His mother laughed softly, then lightly gripped his arm. And with that gesture, she silently asked for him to stop.

Nathaniel complied.

Because she was the one and only person for whom he had a hint of weakness. Because he pitied her. Because he felt bad that she should be so trapped when Nathaniel went about freely. Or . . . had gone about freely. A muscle twitched at the corner of his eye. All that freedom of movement was about to end.

“Your father . . . He has not been the same since Marcus.” Tears formed in her eyes, and the sight of her grief ravaged him. His mother never cried, and as such, he was unaccustomed to the emotion.

He removed a kerchief from his jacket, and she accepted it, dabbing at her cheeks. “Losing his son has shown him his own fallibility.”

“It showed him that five sons aren’t enough? That he needs a grandson, too, to shore up the ducal line?” Nathaniel asked flatly.

She nodded. “There is some truth to that.”

There was only truth to that. He’d not debate his mother, however.

“And . . . as for Angela”—he tensed—“she is heartbroken at losing your brother. It was understood they would wed, and after mourning him as she did, she’s far past an age most girls are when they have their first Season.”

Nathaniel’s cravat grew increasingly tight; panic threatened to choke him. Fortunately, his mother steered them away from talks of that expected marriage.

“Your father . . . He cares about you, Nathaniel.”

He snorted. “You cannot possibly believe that.”

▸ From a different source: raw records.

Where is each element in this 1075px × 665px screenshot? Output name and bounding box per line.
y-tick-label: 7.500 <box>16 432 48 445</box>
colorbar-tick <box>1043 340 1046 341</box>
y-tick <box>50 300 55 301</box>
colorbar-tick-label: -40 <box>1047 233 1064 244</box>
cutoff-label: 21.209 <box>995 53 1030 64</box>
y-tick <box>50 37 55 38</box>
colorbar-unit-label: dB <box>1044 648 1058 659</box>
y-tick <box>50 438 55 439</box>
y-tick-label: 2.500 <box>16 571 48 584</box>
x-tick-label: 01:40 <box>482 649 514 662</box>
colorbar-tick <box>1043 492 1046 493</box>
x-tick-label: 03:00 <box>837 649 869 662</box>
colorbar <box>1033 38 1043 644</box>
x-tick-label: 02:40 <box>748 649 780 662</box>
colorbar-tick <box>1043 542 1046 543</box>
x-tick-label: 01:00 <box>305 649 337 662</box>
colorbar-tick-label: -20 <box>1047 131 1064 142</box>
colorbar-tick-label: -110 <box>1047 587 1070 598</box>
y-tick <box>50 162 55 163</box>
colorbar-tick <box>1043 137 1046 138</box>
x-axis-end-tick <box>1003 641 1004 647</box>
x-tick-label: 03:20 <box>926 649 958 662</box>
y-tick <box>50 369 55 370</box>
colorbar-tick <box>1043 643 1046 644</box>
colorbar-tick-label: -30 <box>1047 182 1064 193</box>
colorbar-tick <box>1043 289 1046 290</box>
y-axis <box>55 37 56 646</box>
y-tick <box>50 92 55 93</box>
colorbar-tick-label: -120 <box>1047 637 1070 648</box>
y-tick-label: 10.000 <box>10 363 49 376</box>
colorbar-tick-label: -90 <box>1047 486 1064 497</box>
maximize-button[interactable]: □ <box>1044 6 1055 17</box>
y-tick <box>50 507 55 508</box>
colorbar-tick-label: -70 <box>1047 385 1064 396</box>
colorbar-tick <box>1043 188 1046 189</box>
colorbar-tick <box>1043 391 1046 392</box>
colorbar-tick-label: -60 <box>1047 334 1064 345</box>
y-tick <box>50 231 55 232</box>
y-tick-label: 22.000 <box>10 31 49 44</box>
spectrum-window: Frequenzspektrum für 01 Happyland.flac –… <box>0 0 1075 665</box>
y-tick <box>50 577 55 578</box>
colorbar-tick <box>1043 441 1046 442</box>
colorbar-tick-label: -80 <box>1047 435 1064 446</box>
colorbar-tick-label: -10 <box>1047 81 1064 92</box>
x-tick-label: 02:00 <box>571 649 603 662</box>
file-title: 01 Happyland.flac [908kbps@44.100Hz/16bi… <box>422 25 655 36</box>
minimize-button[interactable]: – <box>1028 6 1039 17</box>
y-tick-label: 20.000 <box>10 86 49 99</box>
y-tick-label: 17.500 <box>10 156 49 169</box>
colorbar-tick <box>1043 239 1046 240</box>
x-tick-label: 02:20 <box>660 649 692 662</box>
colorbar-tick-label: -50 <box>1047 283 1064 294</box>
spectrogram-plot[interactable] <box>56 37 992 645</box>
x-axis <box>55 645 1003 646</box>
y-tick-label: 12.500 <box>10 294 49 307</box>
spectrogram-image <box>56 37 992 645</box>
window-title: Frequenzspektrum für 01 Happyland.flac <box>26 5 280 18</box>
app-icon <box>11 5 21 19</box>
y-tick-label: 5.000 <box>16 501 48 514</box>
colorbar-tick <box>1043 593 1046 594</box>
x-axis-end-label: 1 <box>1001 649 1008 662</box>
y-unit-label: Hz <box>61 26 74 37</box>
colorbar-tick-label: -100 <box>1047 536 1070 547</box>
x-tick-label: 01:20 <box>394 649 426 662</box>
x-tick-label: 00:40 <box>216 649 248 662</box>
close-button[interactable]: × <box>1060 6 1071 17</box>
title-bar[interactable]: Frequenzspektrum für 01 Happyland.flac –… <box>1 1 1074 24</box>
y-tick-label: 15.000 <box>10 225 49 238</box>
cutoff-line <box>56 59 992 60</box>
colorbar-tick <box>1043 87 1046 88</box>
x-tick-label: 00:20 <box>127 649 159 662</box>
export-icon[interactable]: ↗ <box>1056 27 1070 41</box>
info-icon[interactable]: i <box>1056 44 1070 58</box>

A frown formed on her lips and brought her brows dipping down. “He loves you as he is able. Just as he loves me. He can be cantankerous and has a different way of showing it, but there is no doubt about it: he does.”

“Different,” as in “nonexistent.” Not for the first time, Nathaniel felt more than a touch of regret for his mother, who, for some reason, loved the miserable boor of a man she’d married and had convinced herself that he felt some of that same regard for her.